Наум, с тяжелым вздохом, присел на корточки подле Артура и, отдернув простыню, пощупал пульс на его шее и приоткрыл веко. Затем потыкал зачем-то пальцем ему в грудь. Похожую процедуру он проделал и с Дианой.
— С твоими друзьями, Валентин, все кончено. Супруги Штукка приказали долго жить, — авторитетно заявил Наум. На авторитетность тона он имел законное право — его папа некогда был известным московским врачом-гинекологом.
— Я того же мнения.
— Хотя я и недоучился в медицинском институте, но, по-моему, у мадам Штукка существовали некоторые проблемы в области гинекологии. Однако проблемы — не страшные. Они были вполне излечимые, — заметил он.
— Как ты это определил?
— Есть некоторые профессиональные секреты. Впрочем, в данной ситуации все это уже не актуально. Как говорится, поздно пить «Боржоми».
— Более чем, — подтвердил я. — Но эти проблемы Дианы могли каким-то образом повлиять на ее поведение?
— Еще бы, разумеется. Весь род человеческий во многом зависит от проблем женской гинекологии, — процитировал, безусловно, Наум любимое папино изречение. — Извините, Ирина, за откровенность.
— Ничего, все правильно, — кивнула она. — Но я лучше оставлю вас одних. Пойду на веранду.
— Валентин, как это все случилось? И почему они оказались в твоем доме? — провожая Ирину взглядом, спросил он.
— Артур и Диана приехали ко мне отдохнуть. Хотели с приятностью провести время. Проводили-отдыхали, ну и учинили потом грандиозный скандал с мордобоем.
— Случается. Излишний отдых бывает людям вреден. Провоцирует на различные преступления.
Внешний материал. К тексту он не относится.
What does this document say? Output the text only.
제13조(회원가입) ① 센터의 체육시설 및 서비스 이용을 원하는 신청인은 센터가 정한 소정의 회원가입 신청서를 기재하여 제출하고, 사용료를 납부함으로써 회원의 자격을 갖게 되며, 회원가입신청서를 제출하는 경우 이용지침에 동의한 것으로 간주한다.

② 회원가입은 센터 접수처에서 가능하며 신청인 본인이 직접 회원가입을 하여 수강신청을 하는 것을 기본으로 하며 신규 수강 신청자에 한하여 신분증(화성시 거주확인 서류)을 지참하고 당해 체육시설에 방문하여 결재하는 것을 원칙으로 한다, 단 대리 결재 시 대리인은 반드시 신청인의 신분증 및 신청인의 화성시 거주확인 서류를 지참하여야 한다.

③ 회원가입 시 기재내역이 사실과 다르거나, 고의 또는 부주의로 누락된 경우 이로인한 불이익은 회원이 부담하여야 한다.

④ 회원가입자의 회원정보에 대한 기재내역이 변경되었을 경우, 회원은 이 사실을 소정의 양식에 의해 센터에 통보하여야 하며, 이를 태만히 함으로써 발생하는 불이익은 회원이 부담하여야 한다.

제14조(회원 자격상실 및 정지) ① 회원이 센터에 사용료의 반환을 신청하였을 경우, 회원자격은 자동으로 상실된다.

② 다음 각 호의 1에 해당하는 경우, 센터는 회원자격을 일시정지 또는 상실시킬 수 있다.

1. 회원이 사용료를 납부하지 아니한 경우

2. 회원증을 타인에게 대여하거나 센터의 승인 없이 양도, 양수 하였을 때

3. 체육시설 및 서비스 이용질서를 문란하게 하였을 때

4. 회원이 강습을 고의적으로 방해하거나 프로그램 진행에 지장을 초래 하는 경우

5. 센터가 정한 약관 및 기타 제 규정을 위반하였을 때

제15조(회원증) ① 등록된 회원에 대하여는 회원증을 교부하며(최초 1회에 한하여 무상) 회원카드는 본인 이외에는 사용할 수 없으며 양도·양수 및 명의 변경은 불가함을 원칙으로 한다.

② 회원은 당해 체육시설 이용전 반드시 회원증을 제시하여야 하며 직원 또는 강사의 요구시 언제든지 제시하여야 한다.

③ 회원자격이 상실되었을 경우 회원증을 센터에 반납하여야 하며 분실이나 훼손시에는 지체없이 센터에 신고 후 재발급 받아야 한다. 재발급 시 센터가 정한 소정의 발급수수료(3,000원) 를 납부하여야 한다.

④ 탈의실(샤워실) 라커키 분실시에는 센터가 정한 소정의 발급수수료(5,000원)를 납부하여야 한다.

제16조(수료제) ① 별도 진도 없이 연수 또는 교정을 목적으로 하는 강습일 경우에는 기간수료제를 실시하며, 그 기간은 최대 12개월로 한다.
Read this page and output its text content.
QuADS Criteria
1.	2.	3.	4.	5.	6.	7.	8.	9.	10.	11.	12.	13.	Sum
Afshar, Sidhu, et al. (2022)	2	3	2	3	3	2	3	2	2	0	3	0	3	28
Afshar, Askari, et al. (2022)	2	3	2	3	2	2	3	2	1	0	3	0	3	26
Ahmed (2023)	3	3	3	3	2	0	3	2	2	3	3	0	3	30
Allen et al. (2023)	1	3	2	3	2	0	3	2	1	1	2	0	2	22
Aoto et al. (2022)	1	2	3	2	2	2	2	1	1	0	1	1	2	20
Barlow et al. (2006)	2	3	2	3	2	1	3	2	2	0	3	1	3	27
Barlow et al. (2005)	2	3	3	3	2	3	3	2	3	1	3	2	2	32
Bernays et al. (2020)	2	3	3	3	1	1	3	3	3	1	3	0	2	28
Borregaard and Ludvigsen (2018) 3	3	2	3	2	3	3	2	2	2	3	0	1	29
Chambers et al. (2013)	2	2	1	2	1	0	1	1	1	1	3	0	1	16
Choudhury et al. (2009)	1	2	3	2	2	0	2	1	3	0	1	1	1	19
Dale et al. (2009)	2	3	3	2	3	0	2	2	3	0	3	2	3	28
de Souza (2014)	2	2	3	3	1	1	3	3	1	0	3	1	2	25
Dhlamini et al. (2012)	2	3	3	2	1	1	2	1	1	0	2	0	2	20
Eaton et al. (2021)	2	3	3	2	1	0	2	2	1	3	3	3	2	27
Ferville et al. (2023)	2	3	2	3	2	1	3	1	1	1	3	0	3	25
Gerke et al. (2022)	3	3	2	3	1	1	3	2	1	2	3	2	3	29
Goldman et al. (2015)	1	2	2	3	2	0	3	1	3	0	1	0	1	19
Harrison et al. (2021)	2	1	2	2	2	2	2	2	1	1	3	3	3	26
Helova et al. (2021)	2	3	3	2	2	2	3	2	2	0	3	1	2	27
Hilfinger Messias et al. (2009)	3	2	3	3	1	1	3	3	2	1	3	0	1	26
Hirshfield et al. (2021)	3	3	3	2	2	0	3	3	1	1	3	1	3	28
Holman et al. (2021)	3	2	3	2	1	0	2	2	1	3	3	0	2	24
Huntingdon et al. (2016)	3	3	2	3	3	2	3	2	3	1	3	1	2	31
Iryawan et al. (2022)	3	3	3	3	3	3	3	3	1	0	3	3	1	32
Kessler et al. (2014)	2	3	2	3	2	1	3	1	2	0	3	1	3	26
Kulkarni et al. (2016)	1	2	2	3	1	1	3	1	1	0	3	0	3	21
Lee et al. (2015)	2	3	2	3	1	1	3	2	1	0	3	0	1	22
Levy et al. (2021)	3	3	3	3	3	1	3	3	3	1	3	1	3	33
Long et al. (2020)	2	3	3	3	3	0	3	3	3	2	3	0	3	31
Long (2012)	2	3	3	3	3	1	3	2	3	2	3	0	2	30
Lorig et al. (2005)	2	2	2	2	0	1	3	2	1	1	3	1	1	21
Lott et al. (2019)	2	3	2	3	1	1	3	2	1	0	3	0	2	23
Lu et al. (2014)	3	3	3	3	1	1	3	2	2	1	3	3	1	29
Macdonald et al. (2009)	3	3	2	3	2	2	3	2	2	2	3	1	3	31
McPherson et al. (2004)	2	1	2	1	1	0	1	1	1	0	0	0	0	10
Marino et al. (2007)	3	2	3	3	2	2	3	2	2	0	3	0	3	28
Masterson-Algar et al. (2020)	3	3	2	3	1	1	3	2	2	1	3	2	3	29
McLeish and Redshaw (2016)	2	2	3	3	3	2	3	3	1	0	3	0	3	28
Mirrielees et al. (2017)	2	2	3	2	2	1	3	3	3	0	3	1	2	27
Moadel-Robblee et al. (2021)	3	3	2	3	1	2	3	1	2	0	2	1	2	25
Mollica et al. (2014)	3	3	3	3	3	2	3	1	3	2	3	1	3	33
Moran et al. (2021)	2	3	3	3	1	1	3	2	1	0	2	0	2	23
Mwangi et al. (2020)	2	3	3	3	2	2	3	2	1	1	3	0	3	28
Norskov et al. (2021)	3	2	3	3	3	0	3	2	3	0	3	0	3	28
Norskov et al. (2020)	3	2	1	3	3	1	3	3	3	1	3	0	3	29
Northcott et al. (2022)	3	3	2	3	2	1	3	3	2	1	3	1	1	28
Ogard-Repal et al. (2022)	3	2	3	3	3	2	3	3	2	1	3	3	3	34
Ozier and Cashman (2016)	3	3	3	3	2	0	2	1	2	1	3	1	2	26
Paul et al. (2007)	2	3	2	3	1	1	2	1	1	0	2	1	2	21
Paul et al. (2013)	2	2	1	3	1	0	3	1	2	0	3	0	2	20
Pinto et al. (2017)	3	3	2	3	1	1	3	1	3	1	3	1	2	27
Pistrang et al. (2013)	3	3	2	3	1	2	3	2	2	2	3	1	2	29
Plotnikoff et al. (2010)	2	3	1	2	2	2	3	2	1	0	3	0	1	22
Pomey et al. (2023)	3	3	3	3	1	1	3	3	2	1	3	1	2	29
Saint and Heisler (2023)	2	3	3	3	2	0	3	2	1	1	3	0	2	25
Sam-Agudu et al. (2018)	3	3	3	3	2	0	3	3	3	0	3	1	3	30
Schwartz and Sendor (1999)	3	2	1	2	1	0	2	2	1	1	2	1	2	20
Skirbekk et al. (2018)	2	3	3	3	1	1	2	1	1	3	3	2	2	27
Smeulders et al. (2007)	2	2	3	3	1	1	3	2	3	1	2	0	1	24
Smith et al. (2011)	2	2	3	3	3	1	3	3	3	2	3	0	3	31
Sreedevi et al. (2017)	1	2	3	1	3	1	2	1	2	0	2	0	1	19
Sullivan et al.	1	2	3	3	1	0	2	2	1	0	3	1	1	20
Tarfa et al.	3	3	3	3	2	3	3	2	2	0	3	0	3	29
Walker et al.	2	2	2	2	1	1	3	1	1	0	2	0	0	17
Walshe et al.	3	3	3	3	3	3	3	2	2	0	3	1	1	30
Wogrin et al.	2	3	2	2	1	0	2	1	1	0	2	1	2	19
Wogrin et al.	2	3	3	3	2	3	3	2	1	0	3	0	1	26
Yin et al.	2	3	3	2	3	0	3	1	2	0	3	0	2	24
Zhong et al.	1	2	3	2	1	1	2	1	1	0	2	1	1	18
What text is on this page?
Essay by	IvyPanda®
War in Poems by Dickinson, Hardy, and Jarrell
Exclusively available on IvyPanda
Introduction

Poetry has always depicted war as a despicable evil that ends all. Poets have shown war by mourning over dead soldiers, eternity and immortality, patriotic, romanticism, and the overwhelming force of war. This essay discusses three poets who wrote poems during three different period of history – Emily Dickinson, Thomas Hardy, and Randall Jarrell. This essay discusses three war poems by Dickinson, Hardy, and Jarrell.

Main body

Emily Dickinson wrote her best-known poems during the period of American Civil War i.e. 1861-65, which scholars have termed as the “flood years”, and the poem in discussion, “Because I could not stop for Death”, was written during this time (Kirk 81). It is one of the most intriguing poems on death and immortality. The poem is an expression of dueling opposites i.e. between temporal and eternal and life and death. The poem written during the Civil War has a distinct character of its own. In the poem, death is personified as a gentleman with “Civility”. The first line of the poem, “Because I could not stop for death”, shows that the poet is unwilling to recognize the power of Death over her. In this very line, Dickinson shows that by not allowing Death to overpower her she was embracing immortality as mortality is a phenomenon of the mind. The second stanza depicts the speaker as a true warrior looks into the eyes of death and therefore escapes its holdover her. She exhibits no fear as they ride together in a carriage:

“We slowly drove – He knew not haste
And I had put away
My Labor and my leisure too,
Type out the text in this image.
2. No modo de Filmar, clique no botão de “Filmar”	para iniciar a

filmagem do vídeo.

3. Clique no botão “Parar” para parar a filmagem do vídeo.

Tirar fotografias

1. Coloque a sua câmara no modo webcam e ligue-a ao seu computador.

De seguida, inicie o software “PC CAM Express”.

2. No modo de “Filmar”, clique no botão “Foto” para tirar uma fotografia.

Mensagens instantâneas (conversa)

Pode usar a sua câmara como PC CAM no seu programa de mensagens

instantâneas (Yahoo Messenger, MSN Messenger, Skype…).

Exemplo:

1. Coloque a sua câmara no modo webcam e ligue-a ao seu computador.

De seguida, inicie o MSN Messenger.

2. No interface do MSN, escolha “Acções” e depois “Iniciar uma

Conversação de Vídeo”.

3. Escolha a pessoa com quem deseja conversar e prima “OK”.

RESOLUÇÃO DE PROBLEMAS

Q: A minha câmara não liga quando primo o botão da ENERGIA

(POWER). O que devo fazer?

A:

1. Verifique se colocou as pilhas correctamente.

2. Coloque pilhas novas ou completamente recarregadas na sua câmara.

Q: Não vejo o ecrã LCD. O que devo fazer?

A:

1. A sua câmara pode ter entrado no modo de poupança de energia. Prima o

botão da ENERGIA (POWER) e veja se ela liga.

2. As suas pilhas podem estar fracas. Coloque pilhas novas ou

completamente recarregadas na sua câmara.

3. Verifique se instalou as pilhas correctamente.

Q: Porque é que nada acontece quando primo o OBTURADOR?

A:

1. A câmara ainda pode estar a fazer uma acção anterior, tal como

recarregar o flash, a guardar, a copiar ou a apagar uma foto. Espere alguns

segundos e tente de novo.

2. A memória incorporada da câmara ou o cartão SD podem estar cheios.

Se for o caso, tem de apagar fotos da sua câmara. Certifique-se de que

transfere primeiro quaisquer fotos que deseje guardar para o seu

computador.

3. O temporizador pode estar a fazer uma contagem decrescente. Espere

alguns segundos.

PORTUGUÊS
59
Но ты, конечно, тут совершенно не причем?
— К сожалению, не совсем так.
— А как?
— Я косвенно к этому причастен.
— Да, положение у тебя щекотливое. Весьма, — поморщившись, проговорил Наум. — Кто в курсе этих ваших событий?
— Мы с тобой и Ирина.
— Получается, что уже многие. Плохо. Но думаю, ты позвал меня не ради того, чтобы я полюбовался на твоих покойных друзей. Верно? Что конкретно тебе от меня нужно?
— В принципе, ничего такого обременительного — обычного товарищеского разговора, — сказал я. — И отнюдь не на медицинские темы.